Hassan Kurt läuft rückwärts - am Wochenende will er die 100-Kilometer-Marke überbieten und dabei krebskranken Kindern helfen.

Kurt Hassan
Kurt Hassan ist Rückwärtsläufer. Am Wochenende will er einen neuen Weltrekord aufstellen. Foto: Michael Schick

Vor zwei Jahren ist er schon einmal die 100 Kilometer gelaufen – rückwärts wohlgemerkt und nicht vorwärts, so wie die meisten Sportler das tun. Hassan Kurt, Deutschlands bester „Reverse Runner“, hat damit 2016 einen Weltrekord auf der blauen Tartanbahn des Sportplatzes in Niederhöchstadt aufgestellt. Jetzt will der gebürtige Kurde, der seit den 1980er Jahren in Eschborn wohnt, dies wieder tun. „Ich will meinen eigenen Rekord knacken, mehr als 100 Kilometer laufen und das in 17 Stunden“, erklärte Kurt jüngst vor Journalisten. Laufen wird er von Samstag, 23. Juni, 18 Uhr, bis Sonntag, 24. Juni, gegen 11 Uhr.

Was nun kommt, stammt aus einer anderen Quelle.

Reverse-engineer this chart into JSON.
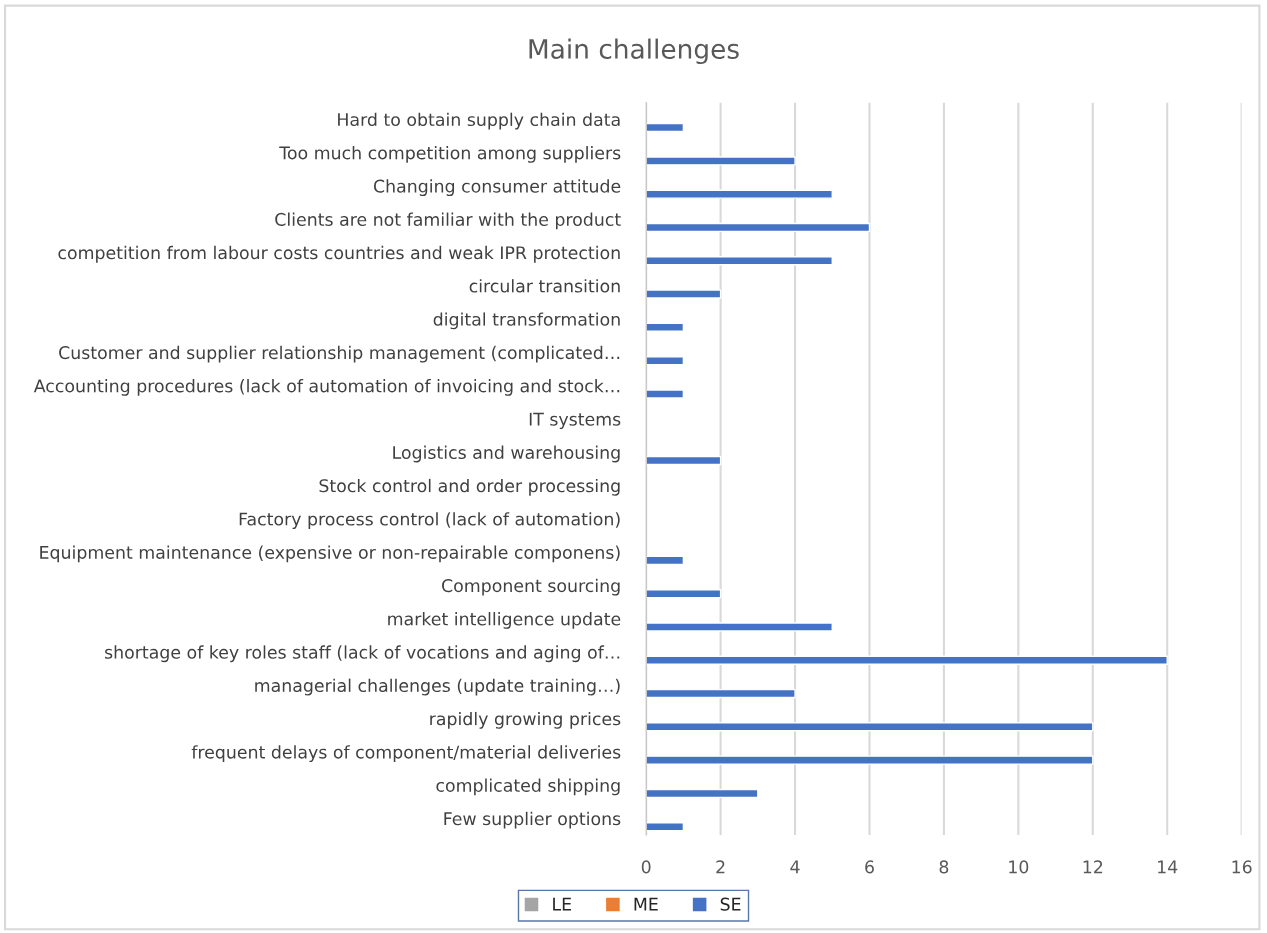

Dabei hat der 48-Jährige nicht nur ein sportliches Ziel vor Augen. Er will auch Gutes für andere tun. Für jede gelaufene Runde möchte er Spenden zugunsten des Vereins „Hilfe für krebskranke Kinder Frankfurt“ sammeln. Insgesamt 250 Runden gilt es zu absolvieren, in vier Blöcken will Hassan Kurt laufen, dazwischen will er drei Pausen von jeweils nur sieben Minuten einlegen.

Warum er überhaupt zum Rückwärtsläufer wurde, erklärt der Eschborner so: Sein damaliger Trainer Wolfram Wendt habe ihm vor vielen Jahren empfohlen, als Ausgleich rückwärts zu laufen. „Dabei werden andere Muskeln beansprucht, und man verletzt sich deutlich weniger.“ Dazu komme ein psychischer Aspekt: „Wer gewohnte Wege verlässt und sich ganz neu orientiert, findet Vertrauen zu sich selbst, kann sich neu entdecken“, beschreibt Kurt seine Motivation. Er schlägt damit den Bogen zum Verein „Hilfe für krebskranke Kinder“, dem die Spenden zugute kommen, die beim Weltrekordversuch Ende Juni gesammelt werden. 

„Für eine solche Leistung braucht es große Überzeugung und Begeisterung aber auch Selbstdisziplin und den Mut, die Dinge auch mal anders anzugehen als alle anderen“, sagt Uwe Menger, Vorstandsmitglied des Frankfurter Vereins. „Genau diese Werte verbinden Hassan Kurt mit unserer Stiftung und dem Verein.“ Auch krebskranke Menschen bräuchten einen unbändigen Willen, um mit immer wieder auftretenden temporären Rückschlägen zurechtzukommen.

Kurt kennt viele von ihnen. „Als Taxifahrer begegnen mir täglich krebskranke Kinder und Erwachsene. Ich freue mich, wenn ich ihnen helfen kann.“ Mit dem Laufen angefangen hat er 2002. Seinen ersten Marathon – damals noch vorwärts – absolvierte er 2009. Zwei Jahre später stellte er mit fünf Marathons binnen 29 Tagen, alle unter vier Stunden, einen ersten Rekord auf. 2013 startete er erstmals als Rückwärtsläufer beim Frankfurt-Marathon. „Ich habe dafür viel trainieren müssen“, erzählt er. „Es war eine Sisyphosarbeit.“

2017 lief Hassan Kurt den Eschathlon, einen Marathon in Eschborn, den er selbst mit initiiert hat. Zur Vorbereitung auf seinen neuen Weltrekordversuch hat er an fünf Marathons – in Köln, München, Amsterdam, Dresden und Frankfurt – teilgenommen.